ふよふよと宙に浮かんだチャオが、後ろからついてくるのがわかった。
「なんだよ、ついてこないでよ」
「だって僕と一緒にいないと、災いが降りかかるよ」
災いだって。
キミが僕の目の前にいること自体、軽い災いだよ。
で、キミと一緒にいないと災いが降りかかるだって?
「どうしてさ」
「だから、呪いをかけたからだってば」
そっか、呪いか。それは大変だ。
「いい、この部屋から一歩も出ないでよ!」
多分に怒気が交じった声でチャオに命令した後、バタン!と音を立ててドアを閉める。
まったく、何なんだアイツは。
いったいどこから入ってきたのか。窓の鍵閉めていなかったかな。
それにしても人の部屋に勝手に入り込んでおいて、よくもあんな態度をとることが出来るものだ。

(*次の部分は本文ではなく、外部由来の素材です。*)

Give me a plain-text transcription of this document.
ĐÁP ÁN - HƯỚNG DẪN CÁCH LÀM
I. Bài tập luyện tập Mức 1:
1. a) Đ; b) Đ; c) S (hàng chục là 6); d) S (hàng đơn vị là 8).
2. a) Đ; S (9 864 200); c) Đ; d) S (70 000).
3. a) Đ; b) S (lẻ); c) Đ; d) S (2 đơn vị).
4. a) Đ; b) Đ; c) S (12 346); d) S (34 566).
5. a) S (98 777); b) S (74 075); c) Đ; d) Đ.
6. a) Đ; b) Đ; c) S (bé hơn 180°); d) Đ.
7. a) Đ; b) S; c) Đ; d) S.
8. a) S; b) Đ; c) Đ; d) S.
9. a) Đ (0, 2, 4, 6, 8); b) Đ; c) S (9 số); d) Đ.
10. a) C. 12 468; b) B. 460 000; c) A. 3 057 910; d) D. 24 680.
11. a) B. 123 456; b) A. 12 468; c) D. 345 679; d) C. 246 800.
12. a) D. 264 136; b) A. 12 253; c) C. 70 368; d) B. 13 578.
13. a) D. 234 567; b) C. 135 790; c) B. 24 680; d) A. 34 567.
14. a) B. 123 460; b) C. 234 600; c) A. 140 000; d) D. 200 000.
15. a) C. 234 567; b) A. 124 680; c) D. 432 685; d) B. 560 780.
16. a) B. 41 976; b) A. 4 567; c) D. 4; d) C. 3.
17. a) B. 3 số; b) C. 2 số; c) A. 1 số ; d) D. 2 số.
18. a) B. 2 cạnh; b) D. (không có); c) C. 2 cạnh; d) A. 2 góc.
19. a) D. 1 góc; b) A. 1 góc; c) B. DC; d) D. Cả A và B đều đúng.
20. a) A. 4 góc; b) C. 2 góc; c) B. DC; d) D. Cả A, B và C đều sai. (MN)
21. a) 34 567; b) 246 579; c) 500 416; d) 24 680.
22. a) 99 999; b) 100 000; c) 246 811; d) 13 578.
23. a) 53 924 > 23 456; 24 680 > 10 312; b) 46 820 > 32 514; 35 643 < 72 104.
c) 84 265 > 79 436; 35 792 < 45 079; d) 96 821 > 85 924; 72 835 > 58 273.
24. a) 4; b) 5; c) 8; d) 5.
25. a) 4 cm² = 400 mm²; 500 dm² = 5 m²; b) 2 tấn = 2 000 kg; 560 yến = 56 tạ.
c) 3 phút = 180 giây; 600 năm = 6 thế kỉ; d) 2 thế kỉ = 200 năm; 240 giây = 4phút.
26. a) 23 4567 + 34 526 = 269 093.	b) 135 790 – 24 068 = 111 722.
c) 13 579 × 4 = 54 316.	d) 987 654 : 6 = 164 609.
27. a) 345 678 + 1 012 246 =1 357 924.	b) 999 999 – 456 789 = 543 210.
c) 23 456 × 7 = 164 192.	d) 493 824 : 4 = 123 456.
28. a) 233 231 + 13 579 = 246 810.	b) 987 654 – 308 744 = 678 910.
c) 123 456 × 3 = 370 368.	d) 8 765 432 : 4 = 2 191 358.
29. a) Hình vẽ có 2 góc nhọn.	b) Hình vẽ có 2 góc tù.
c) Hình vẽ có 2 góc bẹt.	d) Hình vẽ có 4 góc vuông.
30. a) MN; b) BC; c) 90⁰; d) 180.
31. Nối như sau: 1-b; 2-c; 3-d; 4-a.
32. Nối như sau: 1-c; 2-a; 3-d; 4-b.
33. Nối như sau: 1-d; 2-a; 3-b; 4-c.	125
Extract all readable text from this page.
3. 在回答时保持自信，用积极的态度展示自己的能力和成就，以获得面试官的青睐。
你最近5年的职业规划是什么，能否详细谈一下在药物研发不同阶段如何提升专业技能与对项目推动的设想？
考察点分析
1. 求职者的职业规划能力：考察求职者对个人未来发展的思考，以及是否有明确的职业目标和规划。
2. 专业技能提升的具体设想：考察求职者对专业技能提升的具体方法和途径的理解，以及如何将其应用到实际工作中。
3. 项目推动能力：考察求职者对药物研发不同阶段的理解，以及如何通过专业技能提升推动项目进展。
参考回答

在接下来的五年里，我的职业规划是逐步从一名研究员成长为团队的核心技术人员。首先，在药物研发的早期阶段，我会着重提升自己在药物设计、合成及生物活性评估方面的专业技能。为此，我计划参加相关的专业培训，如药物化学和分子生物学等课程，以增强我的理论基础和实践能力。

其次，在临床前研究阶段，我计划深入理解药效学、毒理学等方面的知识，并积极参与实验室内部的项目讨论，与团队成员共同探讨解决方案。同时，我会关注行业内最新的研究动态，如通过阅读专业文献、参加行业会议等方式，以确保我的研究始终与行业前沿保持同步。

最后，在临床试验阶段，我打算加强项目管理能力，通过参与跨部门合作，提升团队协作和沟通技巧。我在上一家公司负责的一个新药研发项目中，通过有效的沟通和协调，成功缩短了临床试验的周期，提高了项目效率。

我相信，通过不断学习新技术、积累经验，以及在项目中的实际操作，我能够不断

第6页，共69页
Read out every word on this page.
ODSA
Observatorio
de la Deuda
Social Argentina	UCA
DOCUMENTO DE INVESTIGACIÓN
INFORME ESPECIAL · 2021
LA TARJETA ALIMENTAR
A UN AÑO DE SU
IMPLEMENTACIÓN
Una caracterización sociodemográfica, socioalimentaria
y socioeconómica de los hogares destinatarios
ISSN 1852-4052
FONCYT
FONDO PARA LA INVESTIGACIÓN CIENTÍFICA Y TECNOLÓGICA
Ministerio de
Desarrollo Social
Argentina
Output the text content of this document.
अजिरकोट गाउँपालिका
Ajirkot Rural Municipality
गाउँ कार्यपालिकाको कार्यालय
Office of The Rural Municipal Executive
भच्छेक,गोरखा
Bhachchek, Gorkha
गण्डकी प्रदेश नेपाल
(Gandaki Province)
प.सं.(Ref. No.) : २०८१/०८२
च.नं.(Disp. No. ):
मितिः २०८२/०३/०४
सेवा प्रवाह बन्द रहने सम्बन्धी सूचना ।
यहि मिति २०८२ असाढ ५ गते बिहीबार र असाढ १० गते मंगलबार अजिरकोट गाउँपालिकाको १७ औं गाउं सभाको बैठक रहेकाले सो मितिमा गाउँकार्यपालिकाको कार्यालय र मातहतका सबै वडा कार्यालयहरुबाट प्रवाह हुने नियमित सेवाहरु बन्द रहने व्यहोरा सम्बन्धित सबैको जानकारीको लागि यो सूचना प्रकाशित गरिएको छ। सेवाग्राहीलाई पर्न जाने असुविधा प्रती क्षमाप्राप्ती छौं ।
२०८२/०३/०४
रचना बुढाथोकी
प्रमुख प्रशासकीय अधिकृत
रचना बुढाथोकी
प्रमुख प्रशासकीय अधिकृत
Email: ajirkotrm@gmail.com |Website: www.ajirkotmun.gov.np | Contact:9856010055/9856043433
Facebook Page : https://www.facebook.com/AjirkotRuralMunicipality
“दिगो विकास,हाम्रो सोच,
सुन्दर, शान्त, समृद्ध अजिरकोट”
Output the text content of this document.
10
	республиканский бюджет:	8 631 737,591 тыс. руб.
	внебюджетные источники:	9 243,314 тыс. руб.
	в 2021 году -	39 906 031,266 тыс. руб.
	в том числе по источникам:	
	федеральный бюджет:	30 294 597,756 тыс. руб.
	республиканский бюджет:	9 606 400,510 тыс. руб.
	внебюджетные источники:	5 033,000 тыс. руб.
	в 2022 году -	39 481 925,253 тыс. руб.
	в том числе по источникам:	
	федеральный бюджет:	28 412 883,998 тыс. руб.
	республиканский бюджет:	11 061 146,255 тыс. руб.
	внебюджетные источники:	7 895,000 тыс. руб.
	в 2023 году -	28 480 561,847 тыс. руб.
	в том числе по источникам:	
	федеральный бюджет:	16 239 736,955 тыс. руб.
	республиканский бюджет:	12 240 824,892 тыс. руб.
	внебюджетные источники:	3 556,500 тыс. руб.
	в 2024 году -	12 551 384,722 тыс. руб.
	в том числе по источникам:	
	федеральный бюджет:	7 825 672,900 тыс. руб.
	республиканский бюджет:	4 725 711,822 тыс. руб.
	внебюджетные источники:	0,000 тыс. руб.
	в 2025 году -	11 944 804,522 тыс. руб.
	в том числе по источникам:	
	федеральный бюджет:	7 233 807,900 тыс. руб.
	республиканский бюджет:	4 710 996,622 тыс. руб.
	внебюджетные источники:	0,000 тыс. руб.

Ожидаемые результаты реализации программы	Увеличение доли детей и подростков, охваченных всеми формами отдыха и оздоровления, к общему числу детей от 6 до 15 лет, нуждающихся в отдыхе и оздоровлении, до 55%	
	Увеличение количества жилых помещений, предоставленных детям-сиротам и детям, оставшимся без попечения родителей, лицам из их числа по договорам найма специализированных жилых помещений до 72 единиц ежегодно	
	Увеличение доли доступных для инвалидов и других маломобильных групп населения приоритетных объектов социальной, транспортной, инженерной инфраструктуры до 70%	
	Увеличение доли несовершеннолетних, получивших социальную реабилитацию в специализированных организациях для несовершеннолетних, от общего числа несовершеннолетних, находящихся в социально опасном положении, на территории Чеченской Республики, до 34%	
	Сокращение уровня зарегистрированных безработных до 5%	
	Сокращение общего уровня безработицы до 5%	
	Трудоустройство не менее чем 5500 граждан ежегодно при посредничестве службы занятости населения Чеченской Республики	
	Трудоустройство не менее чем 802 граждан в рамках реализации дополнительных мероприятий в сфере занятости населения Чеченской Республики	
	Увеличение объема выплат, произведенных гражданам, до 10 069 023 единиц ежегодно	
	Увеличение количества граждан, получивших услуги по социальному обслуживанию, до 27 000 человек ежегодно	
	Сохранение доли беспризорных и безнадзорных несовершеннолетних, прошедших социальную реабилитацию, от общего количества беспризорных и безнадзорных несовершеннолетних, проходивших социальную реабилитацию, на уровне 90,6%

だいたい、呪いって何だよ。災いって、何が起こるって言うんだ。何で僕が呪われなくちゃならない。
一日の始まりとしては、キャンプ地に着いた後にテントの持参を忘れたことに気づいたぐらい、好ましくない気分である。
頭の中で思いつく限りの愚痴を並べながら僕は歩く。
この後の出来事によって、僕は『モノを考えながら歩いてはいけない』という教訓を悟ることになる。
ぶつぶつ呟きながら前進する僕はそのことに気づき、気づいた時には時既に遅しだった。何に気づいたか。
僕の部屋は二階にあり、下へ降りるには階段を使わなければならないというコトだ。
階段を踏み外した僕は、演技ではなくリアルな階段落ちを経験した。
頭は打っていないが、体のあちこちを打った。いってー、と力なく呟く。
「ほぅら、早速の災いだ」
無様に、仰向けに倒れこんだ僕を見てそう呟いたヤツ。思い当たるヤツはアイツしかいない。
部屋から一歩も出るなと命令したはずの不法侵入チャオが、早々に言いつけを破って部屋からてきて、僕の目の前まで下りてきてそう言ったのだ。
もし今僕の右手に果物ナイフが握られていたら。絶対に刺さないという確信は持てない。
「現代っ子の考えることは怖いなぁ。カルシウムが足りないからすぐ切れちゃうんだよ。牛乳をたくさん飲みなさい。その短い背も伸びて一石二鳥だよ」
果物ナイフ、どこかに無いかな。